Third parties preventing transactions
Can third parties bring litigation to break up or stop agreed M&A transactions prior to closing?
Only the parties to a transaction, or its shareholders, may request cancellation of the transaction. Third-party creditors of a company may only have standing to bring a claim based on director negligence and that the losses arising affected the position of creditors. However, such an action would not stop the transaction process and is merely a monetary compensation. Therefore, other third-party buyers would be rather unlikely to have standing to break up or stop agreed M&A transactions.
Third parties supporting transactions
Can third parties in your jurisdiction use litigation to force or pressure corporations to enter into M&A transactions?
The Capital Markets Law and the TCC allow minority shareholders in certain circumstances to sell their shares to the company or to force an acquirer of control over a public corporation to make a tender offer to minority shareholders. However, in the absence of a specific transaction, there is no practice in Turkey of using litigation to force corporations to open themselves up to third-party buyers.
Unsolicited or unwanted proposals
What are the duties and responsibilities of directors in your jurisdiction when the corporation receives an unsolicited or unwanted proposal to enter into an M&A transaction?
Directors must carry out their duties transparently and with due care and diligence in the case of an unwanted or unsolicited proposal to enter into an M&A transaction and safeguard the rights of shareholders.
In the case of deals that trigger a mandatory tender offer owing to a change of control, the directors are responsible for compliance with the Capital Markets Law and determining the fair value for the shares (on the calculation basis stipulated in the Capital Markets Law) where it would result in a mandatory tender offer.
Common types of claim
Shareholders aside, what are the most common types of claims asserted by and against counterparties to an M&A transaction?
The most common type of claims asserted by and against counterparties to an M&A transaction are indemnification or monetary claims due to breach of representation and warranties as well as claims relating to purchase price adjustments or earn-out claims.

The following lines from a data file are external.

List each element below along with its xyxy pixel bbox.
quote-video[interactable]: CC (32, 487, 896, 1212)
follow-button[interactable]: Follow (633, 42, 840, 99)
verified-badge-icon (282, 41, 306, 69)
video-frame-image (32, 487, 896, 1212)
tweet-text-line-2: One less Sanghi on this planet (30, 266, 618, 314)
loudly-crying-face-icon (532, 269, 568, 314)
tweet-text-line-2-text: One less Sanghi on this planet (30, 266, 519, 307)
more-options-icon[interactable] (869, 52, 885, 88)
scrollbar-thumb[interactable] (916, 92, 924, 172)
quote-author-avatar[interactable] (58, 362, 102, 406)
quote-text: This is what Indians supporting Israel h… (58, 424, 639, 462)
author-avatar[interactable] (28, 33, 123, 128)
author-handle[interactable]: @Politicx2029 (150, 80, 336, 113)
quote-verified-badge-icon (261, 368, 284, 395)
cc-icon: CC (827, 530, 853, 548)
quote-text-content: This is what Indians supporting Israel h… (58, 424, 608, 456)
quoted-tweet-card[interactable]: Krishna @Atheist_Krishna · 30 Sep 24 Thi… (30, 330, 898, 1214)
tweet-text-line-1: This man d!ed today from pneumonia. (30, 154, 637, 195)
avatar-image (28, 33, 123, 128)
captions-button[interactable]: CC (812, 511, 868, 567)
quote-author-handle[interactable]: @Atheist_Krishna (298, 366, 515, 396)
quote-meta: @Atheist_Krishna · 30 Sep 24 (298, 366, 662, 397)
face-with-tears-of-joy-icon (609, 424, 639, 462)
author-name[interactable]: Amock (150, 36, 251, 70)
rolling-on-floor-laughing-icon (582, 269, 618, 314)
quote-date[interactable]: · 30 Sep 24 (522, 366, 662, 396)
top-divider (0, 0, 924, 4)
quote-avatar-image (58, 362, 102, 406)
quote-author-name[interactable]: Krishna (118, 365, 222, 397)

Differences from litigation brought by shareholders
How does litigation between the parties to an M&A transaction differ from litigation brought by shareholders?
Litigation between parties to an M&A transaction are generally based on contractually agreed provisions in the transaction documents. These documents often contain arbitration clauses and therefore in cases of dispute the parties to a transaction start proceedings in accordance with the arbitration rules of the relevant body or organisation.
However, where the shareholders are not a party to an M&A transaction, they are not bound with the jurisdiction clause and their most common form of action is usually to challenge the general assembly resolution approving the transaction. Such challenges must be brought before the local courts pursuant to Turkish law.
Updates and trends
What are the most current trends and developments in M&A litigation in your jurisdiction?
Following the establishment of the Istanbul Arbitration Centre (ISTAC), there is an increasing trend to use ISTAC in jurisdiction clauses where one or more of the parties to an M&A transaction is Turkish. While the International Chamber of Commerce is still a preferred arbitration institution in cross-border M&A transactions, the establishment of ISTAC has increased the popularity of arbitration in Turkey by introducing the concept of resolution by way of arbitration to a wider group of Turkish businesses. We expect this trend to continue for the foreseeable future.